Sorry.... I tried many times, but I could not could you help me please.

Then post the code that you've done that still doesn't work.

 

[ah2007]

To be honest, I am a beginner in VHDl

This is the table of HEX D flip flops with clear

I do not understand it exactly

View attachment 110732

 

[ads-ee]

There is no attachment. I'm assuming that you tried to upload a picture of the truth table for a D flip flop with clear. As you seem to be unclear what the D flip-flop truth table describes, I suspect you need to learn more about digital logic than learning VHDL. For the D flip-flop with clear you can study this tutorial:

https://www.electronics-tutorials.ws/sequential/seq_4.html
The up arrow and down arrow represent the clock transition from a low to high and a high to low respectively.

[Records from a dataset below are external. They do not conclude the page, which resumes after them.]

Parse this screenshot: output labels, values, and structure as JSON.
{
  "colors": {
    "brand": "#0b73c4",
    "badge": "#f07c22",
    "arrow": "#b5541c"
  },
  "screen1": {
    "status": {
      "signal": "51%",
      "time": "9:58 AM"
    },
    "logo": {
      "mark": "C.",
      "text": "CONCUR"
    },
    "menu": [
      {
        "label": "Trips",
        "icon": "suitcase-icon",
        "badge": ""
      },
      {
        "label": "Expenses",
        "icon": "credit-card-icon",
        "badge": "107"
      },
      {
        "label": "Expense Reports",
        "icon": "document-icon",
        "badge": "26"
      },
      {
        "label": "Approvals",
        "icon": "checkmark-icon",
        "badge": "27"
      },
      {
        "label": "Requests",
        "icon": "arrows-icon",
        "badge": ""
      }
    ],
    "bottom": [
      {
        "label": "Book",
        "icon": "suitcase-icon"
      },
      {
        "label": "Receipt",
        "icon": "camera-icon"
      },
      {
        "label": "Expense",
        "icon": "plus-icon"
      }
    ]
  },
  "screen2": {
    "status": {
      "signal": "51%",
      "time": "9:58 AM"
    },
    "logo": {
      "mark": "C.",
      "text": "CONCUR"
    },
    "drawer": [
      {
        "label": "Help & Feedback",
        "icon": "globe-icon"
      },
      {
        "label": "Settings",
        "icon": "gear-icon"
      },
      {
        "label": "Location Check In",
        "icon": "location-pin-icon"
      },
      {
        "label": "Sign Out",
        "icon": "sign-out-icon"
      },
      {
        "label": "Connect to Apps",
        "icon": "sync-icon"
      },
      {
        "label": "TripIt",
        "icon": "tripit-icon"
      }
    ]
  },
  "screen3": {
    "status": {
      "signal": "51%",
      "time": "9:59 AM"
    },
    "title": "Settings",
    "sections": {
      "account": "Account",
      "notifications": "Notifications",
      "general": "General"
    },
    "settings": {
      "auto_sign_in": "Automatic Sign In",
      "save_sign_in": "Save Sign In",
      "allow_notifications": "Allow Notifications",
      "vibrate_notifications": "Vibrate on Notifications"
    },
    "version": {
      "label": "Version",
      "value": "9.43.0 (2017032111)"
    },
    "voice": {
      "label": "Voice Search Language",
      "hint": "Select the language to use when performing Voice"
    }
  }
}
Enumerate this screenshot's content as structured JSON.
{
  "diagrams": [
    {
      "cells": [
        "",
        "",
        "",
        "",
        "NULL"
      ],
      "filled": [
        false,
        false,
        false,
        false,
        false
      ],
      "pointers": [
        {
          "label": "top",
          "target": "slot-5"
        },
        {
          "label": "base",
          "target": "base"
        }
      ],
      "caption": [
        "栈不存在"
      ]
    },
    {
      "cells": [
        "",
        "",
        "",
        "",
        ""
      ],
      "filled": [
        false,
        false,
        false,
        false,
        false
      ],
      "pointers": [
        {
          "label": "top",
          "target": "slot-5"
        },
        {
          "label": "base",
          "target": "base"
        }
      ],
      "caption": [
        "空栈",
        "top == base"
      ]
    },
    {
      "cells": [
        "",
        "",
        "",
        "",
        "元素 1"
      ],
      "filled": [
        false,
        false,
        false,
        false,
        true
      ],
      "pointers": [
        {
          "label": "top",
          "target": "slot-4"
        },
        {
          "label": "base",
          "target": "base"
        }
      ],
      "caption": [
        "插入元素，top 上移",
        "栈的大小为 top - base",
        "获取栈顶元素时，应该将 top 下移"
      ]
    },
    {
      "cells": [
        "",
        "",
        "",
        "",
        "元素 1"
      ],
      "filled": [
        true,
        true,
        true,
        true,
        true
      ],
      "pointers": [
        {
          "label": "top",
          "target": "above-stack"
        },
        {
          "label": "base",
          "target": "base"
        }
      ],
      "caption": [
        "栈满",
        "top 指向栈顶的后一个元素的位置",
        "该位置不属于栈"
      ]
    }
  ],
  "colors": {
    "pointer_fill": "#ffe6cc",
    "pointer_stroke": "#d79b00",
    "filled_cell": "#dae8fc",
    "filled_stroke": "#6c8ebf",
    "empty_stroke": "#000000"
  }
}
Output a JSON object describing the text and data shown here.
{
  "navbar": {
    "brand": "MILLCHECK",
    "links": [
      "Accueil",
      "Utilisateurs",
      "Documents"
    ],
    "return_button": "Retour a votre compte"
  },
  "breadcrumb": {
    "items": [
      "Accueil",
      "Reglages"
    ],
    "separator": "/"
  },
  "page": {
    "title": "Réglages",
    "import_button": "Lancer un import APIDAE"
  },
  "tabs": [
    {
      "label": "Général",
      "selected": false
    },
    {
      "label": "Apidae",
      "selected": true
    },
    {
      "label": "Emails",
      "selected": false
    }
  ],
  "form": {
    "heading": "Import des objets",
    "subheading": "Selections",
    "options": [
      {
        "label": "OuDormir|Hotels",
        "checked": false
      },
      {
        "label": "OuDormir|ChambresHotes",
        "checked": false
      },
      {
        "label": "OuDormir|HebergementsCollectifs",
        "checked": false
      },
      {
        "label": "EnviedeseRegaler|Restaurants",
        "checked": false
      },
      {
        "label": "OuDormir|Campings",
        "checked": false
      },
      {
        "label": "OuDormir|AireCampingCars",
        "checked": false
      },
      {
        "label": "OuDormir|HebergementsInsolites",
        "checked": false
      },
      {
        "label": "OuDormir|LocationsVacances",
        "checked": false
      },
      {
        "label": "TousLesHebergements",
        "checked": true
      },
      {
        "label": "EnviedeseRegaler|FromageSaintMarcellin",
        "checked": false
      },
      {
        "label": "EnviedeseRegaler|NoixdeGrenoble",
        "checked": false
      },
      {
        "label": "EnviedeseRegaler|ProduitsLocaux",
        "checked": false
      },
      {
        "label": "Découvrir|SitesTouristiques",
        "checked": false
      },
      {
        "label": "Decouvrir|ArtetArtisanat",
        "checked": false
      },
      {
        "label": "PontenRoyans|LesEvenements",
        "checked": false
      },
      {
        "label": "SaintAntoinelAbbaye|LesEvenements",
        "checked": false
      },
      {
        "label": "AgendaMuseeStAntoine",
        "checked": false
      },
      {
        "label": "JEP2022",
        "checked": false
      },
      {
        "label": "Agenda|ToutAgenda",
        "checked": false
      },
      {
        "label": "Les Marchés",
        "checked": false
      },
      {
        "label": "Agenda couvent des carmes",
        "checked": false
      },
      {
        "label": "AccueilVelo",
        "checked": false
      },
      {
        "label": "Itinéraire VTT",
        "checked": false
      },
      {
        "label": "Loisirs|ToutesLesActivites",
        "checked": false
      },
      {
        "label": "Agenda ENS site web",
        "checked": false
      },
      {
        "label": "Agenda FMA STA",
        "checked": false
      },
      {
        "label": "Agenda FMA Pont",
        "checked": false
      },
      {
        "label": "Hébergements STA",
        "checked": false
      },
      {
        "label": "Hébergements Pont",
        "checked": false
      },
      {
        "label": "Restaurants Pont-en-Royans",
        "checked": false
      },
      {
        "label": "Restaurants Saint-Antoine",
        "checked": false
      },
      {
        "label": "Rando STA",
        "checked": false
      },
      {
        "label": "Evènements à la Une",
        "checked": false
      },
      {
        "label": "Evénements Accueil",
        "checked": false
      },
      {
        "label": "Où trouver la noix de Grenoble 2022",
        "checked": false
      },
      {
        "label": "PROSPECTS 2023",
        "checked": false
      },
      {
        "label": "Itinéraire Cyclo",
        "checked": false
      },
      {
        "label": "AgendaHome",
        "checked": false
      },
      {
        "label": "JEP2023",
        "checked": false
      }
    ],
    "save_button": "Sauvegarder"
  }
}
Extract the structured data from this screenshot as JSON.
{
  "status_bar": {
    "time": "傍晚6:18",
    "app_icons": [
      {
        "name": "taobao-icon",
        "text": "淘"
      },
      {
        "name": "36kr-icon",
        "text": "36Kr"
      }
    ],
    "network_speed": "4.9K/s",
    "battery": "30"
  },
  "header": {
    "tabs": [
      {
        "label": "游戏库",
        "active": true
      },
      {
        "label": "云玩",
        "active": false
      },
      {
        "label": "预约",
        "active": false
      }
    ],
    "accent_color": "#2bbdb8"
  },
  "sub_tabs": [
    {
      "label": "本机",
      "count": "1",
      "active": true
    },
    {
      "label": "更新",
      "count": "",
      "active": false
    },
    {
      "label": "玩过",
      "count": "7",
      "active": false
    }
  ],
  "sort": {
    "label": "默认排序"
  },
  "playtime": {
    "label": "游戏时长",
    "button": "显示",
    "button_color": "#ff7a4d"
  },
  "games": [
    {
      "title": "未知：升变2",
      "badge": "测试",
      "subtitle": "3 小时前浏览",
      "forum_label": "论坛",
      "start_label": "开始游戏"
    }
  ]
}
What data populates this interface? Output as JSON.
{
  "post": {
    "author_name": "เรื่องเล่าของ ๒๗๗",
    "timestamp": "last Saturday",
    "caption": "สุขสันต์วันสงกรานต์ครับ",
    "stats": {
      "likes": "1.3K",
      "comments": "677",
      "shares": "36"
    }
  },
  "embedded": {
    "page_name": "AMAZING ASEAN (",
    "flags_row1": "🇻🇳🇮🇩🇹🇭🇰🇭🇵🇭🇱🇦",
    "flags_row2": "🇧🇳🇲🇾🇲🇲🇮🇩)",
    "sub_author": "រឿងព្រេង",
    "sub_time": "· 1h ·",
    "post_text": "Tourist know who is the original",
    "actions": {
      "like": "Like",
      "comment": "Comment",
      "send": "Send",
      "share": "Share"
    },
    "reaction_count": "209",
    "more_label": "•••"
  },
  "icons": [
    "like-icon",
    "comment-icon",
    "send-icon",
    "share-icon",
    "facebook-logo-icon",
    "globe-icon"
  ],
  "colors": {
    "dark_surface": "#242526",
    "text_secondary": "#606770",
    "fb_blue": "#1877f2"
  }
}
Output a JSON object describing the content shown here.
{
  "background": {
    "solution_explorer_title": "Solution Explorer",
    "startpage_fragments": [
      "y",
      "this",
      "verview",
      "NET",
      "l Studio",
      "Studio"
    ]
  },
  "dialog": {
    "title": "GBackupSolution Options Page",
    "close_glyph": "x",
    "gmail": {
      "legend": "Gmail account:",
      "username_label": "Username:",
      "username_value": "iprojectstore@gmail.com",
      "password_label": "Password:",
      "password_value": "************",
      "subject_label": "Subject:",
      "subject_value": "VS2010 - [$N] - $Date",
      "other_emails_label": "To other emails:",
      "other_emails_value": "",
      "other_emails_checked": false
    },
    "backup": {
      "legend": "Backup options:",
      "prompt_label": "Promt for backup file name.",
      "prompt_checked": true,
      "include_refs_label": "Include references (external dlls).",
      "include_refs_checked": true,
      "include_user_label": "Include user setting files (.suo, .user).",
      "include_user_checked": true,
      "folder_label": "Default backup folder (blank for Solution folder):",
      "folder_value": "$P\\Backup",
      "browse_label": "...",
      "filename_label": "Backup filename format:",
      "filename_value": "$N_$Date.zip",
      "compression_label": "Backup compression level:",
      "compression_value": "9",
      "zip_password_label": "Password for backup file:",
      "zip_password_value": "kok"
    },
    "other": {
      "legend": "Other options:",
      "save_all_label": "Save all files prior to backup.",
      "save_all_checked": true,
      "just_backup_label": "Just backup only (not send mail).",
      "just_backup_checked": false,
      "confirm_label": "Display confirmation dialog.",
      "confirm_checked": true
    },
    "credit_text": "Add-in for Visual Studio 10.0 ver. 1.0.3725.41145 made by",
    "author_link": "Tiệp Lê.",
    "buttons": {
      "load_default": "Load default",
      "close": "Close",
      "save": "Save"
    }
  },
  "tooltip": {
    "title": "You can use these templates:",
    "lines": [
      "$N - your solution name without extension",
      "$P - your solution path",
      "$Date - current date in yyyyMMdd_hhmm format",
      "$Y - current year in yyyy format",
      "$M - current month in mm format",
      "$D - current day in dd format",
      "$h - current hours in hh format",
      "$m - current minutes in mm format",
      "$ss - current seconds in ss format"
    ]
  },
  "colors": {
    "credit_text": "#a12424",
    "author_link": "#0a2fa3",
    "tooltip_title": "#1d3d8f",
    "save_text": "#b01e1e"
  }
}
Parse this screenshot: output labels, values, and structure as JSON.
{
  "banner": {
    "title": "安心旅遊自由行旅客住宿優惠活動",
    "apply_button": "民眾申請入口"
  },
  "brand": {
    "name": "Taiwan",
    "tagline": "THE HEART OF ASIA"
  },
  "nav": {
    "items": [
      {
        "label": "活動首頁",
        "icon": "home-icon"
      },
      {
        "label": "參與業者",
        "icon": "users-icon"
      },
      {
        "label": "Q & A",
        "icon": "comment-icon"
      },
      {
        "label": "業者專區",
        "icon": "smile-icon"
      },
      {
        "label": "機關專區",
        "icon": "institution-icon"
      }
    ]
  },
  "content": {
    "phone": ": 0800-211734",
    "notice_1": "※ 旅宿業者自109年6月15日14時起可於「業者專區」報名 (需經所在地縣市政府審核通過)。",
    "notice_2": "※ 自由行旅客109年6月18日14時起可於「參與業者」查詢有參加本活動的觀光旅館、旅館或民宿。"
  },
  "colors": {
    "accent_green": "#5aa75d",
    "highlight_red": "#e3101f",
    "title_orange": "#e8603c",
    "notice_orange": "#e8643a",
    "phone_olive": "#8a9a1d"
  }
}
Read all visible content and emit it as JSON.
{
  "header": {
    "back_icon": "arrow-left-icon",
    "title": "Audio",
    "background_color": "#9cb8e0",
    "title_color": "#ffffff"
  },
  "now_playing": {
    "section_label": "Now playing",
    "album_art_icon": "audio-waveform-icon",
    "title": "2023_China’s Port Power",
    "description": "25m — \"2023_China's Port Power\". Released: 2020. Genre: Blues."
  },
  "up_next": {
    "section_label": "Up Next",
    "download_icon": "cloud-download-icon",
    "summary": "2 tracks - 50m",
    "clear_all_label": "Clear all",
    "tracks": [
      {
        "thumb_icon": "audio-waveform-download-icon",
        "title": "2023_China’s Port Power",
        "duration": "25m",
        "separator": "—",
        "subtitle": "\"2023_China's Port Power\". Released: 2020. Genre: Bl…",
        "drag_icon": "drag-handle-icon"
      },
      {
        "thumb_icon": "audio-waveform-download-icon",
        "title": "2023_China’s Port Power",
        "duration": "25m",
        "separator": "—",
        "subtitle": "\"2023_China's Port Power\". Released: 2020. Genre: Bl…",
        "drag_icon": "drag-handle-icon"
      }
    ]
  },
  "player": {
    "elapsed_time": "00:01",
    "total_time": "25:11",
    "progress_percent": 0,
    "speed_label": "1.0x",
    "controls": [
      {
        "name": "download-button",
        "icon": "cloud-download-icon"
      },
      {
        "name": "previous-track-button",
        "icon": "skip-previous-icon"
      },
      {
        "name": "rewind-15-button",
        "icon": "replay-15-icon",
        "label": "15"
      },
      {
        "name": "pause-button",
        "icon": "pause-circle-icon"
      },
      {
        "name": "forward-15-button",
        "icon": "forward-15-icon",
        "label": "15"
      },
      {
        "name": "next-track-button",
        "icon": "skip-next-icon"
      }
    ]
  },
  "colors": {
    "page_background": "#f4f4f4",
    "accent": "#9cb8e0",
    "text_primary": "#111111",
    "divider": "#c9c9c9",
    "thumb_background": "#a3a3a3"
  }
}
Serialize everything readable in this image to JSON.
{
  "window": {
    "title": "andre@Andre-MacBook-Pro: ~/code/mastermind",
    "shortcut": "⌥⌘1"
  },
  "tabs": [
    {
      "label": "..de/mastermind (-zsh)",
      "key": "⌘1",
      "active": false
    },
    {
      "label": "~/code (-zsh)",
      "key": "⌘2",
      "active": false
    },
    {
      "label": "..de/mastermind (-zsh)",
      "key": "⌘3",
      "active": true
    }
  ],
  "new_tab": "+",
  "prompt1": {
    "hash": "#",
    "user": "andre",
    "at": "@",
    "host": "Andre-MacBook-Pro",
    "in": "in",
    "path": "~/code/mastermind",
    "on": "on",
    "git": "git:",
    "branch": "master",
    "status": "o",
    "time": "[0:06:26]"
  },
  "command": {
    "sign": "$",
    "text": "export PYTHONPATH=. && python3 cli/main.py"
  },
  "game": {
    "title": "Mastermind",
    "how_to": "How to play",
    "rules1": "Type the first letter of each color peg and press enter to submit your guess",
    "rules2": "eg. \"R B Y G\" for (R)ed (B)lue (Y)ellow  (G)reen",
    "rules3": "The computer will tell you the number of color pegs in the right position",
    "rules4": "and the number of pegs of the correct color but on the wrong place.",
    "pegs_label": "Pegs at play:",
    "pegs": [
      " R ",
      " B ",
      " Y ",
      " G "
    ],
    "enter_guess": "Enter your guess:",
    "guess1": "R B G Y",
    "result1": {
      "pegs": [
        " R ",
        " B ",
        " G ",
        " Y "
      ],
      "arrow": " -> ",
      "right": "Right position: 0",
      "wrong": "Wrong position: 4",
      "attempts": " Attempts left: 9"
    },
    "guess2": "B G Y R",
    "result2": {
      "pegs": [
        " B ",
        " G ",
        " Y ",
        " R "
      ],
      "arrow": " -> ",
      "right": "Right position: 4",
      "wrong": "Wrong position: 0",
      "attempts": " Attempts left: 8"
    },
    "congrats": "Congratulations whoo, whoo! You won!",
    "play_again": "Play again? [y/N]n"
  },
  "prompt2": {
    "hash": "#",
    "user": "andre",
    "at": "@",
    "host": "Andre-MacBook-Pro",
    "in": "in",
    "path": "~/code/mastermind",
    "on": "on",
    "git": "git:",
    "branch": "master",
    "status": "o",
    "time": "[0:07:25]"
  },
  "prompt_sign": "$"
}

Besides that tutorial you might want to take a look at their boolean algebra, binary numbers, and other sections.

Now if you still want a code example (spoiler alert!)...
Using google with the search terms: "vhdl d flip flop with reset" you should get this link near the top:

http://www.asic-world.com/examples/vhdl/d_ff.html

(note: I'm specifically making this link none clickable in the hopes that you will try performing the search yourself on google using the given search terms, since the use of LMGTFY links seem to be currently frowned upon )

Examine the example code on that asic-world link and compare it to the enable code given in both #6 & #7. You should be able to recognize why you can extrapolate the clear version from the enable version. If not then you probably need to study the LRM and/or a VHDL book and really learn the syntax of the language instead of just looking at a bunch of code snippets on the internet.

 

[ah2007]

74)this is the function table (SN74)

inputs output
____
clear clock D Q
L X X L
H rising edge H H
H rising edge L L
L L X Q0

 

[FvM]

The last line is wrong. Please reconsider.

 

[ah2007]

the last line is
____
clear L
clock X
D X

And Q Output is c Q0

............inputs..................................output
clear................clock............... D............Q
L ......................X...................X............L
H..................rising edge...........H............H
H..................rising edge...........L.............L
L.......................L...................X............Q0

 

[D.A.(Tony)Stewart]

There is no Clear input only C enable low.

 

[ah2007]

not the same

please click on this

 

[ah2007]

I mean HEX D flip flops with clear.... not d-type flip flop register with clock enable not the same

 

[FvM]

No idea who originates the table in your post, but it's definitely wrong, because line 1 and line 4 are mutually exclusive. Wrong clear polarity.

Please compare with an original xx74 document:

I mean HEX D flip flops with clear.... not d-type flip flop register with clock enable not the same.

Yes. I'm completely with ads-ee in this regard

You should be able to extrapolate how to write a hex D-FF with clear instead of an enable from post #6 or #7. If you can't then you could perform a search on google.